Cortex
@FreePeak
A declarative platform for building Model Context Protocol (MCP) servers in Golang—exposing tools, resources & prompts in a clean, structured way
Overview
What is Cortex?
Cortex is a Go library for building MCP (Model Context Protocol) servers declaratively. It implements the full MCP specification, enabling developers to expose resources, tools, and prompts over stdio or HTTP/SSE transports while following Go best practices.
How to use Cortex?
Install with go get github.com/FreePeak/cortex. Define tools using the tools package, create a server with server.NewMCPServer, register tools with handlers, and start the server with ServeStdio() or ServeHTTP(). Providers can group related tools and resources for registration.
Key features of Cortex
- Declarative MCP server construction in Go
- Supports Resources, Tools, Prompts, and Providers
- STDIO and HTTP/SSE transport options
- Embeddable into existing Go applications and HTTP servers
- Multi-protocol operation via goroutines
- Adheres to the latest MCP specification
Use cases of Cortex
- Building MCP servers that expose data and tools to LLMs
- Adding MCP capabilities to existing Go web servers
- Creating reusable provider packages for related tools and resources
- Running multi-protocol servers for different client types
FAQ from Cortex
What transports does Cortex support?
Cortex supports STDIO for command-line integration and HTTP with Server-Sent Events (SSE) for web applications.
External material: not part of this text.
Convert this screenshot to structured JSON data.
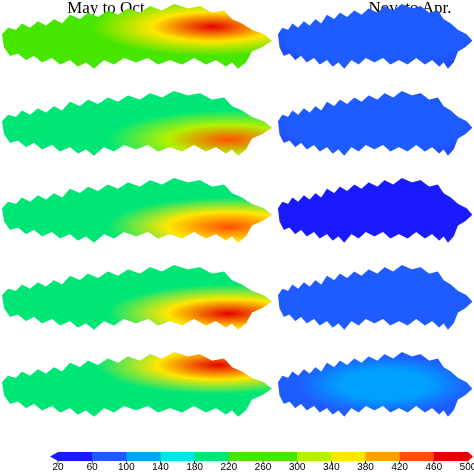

Can I embed Cortex into an existing server?
Yes, Cortex can be embedded into any Go HTTP server. Examples include integrating with a standard HTTP server or PocketBase.
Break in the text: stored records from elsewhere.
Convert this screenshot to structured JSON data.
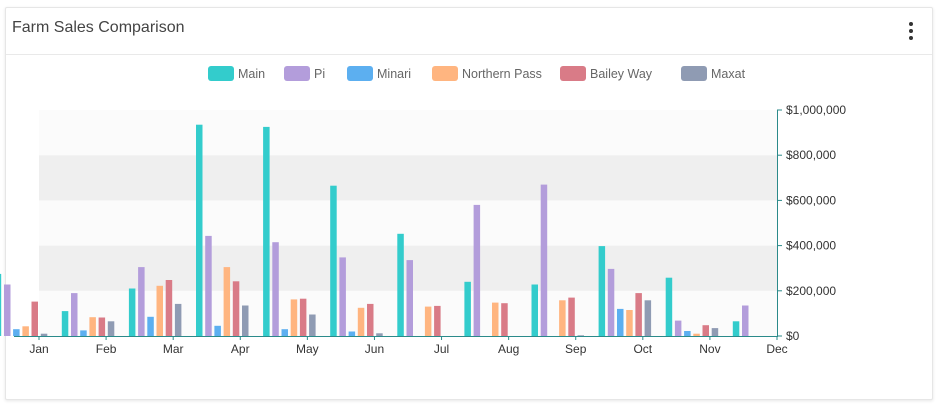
{
  "card": {
    "title": "Farm Sales Comparison",
    "menu_icon": "more-vertical-icon"
  },
  "chart_data": {
    "type": "bar",
    "categories": [
      "Jan",
      "Feb",
      "Mar",
      "Apr",
      "May",
      "Jun",
      "Jul",
      "Aug",
      "Sep",
      "Oct",
      "Nov",
      "Dec"
    ],
    "series": [
      {
        "name": "Main",
        "color": "#33cccc",
        "values": [
          275000,
          110000,
          210000,
          935000,
          925000,
          665000,
          452000,
          240000,
          228000,
          398000,
          258000,
          65000
        ]
      },
      {
        "name": "Pi",
        "color": "#b39ddb",
        "values": [
          228000,
          190000,
          305000,
          443000,
          415000,
          348000,
          336000,
          580000,
          670000,
          297000,
          68000,
          135000
        ]
      },
      {
        "name": "Minari",
        "color": "#5caff0",
        "values": [
          30000,
          25000,
          85000,
          45000,
          30000,
          20000,
          0,
          0,
          0,
          120000,
          22000,
          0
        ]
      },
      {
        "name": "Northern Pass",
        "color": "#ffb580",
        "values": [
          43000,
          83000,
          222000,
          305000,
          162000,
          125000,
          130000,
          148000,
          158000,
          115000,
          10000,
          0
        ]
      },
      {
        "name": "Bailey Way",
        "color": "#d97b87",
        "values": [
          152000,
          82000,
          248000,
          242000,
          165000,
          142000,
          133000,
          145000,
          170000,
          190000,
          48000,
          0
        ]
      },
      {
        "name": "Maxat",
        "color": "#8f9bb3",
        "values": [
          10000,
          65000,
          142000,
          135000,
          95000,
          12000,
          0,
          0,
          3000,
          158000,
          35000,
          0
        ]
      }
    ],
    "yaxis": {
      "position": "right",
      "min": 0,
      "max": 1000000,
      "tick_labels": [
        "$0",
        "$200,000",
        "$400,000",
        "$600,000",
        "$800,000",
        "$1,000,000"
      ]
    },
    "legend_position": "top-center",
    "grid": "alternating-bands"
  }
}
How do I group related tools and resources?
Use providers, which bundle related tools and resources into a single package that can be registered with the server via mcpServer.RegisterProvider.
What is MCP?
The Model Context Protocol (MCP) is a standardized protocol for providing context and tools to LLMs in a secure, efficient manner. It separates context provisioning from LLM interaction.
What logging requirements exist for STDIO servers?
All logs must be written to stderr to keep stdout clean for JSON-RPC messages. Use log.New(os.Stderr, ...) or fmt.Fprintf(os.Stderr, ...).